I was not the easiest child to raise. I was born with a strong sense of the way I thought the world should run and I vehemently pitched fits to make it so, from a very small age. My poor parents....Mama did all she could to reign in my strong willed temper and still love me but I of course fought her tooth and nail. Daddy allowed me a little more freedom, later when I was grown and we were adopting and struggling to keep our sanity Daddy stopped by for lunch and told me that he always knew my strong willed nature would come in handy, God had prepared me for this. He understood me as no one else could.

Now that my daddy is at home in heaven I don't know how to really feel. He was the person I would go to (before Donald) when the world was turned upside down and didn't make sense and at the time I need His strength the most he is not here.
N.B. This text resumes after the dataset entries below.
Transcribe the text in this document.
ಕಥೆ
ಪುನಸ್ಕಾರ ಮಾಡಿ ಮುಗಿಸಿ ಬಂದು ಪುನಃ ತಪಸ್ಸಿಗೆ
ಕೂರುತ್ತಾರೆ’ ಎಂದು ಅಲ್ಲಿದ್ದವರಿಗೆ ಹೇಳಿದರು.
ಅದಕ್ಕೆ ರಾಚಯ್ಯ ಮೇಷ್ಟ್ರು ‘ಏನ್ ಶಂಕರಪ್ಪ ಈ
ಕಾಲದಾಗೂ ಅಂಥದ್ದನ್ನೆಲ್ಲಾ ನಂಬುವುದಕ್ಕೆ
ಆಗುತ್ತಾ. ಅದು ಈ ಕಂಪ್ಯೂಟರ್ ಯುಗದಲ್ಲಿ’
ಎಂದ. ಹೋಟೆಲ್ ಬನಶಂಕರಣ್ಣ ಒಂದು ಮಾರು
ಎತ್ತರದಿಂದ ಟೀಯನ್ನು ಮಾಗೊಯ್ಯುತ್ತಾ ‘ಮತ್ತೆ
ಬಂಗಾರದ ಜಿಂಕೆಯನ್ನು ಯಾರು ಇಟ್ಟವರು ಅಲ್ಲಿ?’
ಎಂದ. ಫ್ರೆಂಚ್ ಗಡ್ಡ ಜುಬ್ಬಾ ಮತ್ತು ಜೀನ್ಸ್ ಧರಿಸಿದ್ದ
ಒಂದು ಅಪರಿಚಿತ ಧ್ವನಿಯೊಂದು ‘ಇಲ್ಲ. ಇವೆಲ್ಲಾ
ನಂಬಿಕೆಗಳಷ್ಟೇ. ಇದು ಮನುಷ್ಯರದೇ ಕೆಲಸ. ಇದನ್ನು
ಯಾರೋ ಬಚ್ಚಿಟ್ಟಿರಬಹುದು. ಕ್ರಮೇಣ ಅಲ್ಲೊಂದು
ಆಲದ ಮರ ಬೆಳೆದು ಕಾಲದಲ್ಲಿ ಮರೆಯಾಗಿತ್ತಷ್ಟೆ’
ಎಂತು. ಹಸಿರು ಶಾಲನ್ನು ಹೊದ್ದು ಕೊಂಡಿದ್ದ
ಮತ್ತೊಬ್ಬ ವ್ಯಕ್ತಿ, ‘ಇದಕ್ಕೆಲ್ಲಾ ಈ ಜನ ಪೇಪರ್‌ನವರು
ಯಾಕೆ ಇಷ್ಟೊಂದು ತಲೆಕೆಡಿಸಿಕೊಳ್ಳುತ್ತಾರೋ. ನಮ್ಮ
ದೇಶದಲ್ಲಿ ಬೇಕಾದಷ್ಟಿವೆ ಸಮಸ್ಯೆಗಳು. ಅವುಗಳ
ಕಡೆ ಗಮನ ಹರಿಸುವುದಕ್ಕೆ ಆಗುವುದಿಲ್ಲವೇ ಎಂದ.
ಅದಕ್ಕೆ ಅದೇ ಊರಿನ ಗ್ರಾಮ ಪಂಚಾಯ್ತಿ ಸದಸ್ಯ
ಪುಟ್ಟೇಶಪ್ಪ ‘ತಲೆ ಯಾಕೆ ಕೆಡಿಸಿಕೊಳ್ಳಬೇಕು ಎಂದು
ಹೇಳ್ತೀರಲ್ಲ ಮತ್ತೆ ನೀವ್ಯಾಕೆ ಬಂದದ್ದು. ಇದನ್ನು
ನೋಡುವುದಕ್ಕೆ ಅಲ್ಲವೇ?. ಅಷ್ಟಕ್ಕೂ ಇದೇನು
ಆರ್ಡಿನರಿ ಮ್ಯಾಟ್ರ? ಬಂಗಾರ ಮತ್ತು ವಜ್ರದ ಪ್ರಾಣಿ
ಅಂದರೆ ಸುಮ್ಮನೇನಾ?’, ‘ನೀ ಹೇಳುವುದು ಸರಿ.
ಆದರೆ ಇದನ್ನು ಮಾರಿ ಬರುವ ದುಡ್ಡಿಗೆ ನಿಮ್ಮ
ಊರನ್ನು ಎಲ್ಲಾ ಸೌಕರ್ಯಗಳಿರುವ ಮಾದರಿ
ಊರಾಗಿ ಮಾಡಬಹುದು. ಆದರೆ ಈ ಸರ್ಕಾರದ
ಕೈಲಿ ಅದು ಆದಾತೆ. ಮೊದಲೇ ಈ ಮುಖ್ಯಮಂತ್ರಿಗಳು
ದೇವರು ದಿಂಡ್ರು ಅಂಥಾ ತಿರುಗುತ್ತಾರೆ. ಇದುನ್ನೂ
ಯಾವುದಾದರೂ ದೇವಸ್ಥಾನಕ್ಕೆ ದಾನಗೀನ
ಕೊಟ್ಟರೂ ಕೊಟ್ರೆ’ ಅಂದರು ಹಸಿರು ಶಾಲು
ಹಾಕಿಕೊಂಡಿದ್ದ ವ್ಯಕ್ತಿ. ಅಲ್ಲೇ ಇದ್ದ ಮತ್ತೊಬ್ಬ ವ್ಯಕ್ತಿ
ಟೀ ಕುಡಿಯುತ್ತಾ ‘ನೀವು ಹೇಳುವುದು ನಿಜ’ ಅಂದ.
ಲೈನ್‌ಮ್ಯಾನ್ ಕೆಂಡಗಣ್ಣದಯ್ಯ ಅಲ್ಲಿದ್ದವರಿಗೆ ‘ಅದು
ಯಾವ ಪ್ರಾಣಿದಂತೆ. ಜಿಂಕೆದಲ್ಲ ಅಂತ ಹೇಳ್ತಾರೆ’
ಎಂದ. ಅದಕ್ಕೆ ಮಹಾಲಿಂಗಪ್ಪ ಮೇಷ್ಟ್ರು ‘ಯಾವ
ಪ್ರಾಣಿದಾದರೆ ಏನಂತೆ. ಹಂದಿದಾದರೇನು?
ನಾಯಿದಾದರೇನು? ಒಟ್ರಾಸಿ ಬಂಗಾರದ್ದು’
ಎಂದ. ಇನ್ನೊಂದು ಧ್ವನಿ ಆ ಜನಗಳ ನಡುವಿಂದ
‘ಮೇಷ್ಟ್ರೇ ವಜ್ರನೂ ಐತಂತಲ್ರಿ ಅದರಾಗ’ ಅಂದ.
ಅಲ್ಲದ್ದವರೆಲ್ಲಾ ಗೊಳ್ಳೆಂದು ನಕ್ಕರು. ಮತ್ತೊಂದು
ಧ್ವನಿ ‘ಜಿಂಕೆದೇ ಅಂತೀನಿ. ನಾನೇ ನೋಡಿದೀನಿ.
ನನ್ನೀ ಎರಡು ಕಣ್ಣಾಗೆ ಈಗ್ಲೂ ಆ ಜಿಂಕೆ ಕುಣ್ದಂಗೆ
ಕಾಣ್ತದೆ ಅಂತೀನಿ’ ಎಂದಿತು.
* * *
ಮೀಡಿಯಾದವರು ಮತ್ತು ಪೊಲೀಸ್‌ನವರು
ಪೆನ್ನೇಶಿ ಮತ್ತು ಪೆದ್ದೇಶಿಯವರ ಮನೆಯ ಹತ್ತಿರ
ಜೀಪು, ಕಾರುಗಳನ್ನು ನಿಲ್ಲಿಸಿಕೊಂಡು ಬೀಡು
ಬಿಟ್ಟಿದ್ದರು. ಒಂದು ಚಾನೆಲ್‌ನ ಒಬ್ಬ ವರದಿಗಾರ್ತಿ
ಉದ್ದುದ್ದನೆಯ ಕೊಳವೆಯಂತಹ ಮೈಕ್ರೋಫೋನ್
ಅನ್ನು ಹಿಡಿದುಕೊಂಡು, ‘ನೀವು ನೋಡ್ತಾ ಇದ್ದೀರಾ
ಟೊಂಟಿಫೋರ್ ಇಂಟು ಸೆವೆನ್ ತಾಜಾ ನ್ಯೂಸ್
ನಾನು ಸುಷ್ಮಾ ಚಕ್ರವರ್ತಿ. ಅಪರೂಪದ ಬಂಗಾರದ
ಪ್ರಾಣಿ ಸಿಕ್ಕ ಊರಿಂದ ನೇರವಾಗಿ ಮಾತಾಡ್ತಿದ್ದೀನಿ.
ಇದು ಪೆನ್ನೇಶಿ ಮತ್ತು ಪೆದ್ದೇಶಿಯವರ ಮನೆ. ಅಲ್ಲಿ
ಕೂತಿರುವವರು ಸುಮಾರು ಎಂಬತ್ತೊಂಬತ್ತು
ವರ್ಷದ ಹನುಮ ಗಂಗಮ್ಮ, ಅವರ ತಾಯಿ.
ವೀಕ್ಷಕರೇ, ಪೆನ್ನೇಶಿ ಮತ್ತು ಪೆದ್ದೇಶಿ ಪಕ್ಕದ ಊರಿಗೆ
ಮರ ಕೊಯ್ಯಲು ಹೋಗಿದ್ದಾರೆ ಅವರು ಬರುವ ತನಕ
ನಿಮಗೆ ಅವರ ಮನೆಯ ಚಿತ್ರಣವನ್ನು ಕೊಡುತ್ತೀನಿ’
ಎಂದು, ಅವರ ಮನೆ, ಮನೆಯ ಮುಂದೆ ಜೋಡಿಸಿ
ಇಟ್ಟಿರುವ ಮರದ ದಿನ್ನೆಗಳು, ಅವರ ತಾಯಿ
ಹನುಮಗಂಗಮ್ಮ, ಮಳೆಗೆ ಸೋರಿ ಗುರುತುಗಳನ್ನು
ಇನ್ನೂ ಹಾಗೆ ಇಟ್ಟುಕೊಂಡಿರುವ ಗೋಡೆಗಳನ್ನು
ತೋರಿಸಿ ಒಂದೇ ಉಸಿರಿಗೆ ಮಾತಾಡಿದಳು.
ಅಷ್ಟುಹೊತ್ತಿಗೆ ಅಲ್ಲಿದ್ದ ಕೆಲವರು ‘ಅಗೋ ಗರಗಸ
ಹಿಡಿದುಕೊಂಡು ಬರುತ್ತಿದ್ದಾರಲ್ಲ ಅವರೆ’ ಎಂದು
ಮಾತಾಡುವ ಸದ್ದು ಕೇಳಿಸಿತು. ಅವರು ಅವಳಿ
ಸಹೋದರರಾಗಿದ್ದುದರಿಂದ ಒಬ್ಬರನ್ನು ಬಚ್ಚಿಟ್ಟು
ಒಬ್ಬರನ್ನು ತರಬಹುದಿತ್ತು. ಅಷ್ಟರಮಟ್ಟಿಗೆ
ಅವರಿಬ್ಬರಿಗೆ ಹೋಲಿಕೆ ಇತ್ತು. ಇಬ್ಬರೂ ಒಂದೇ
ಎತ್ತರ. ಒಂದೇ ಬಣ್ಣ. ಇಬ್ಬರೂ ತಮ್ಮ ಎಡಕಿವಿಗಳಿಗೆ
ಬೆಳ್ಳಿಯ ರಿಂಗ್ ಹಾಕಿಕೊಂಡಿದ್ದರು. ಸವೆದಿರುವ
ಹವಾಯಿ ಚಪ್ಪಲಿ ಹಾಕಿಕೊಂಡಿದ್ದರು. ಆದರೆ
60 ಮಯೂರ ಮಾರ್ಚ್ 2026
Then God reminds me that He is my Father and He is always with me and I lean on Him.  Some days there is a gaping whole in my heart when I think of the lifetime stretching before me without my daddy and thankfully there are other days that make it seem possible that he could just pop over for lunch as he so often did, these days are strangely comforting because it brings to mind all the visits we shared through the years. I also remind myself when there is pain this isn't a bad thing it just means he was a part of my life, that he meant some thing to us and that he had a very big place in our lives. I rejoice because I know that we will see each other again and I have wonderful memories of our days together.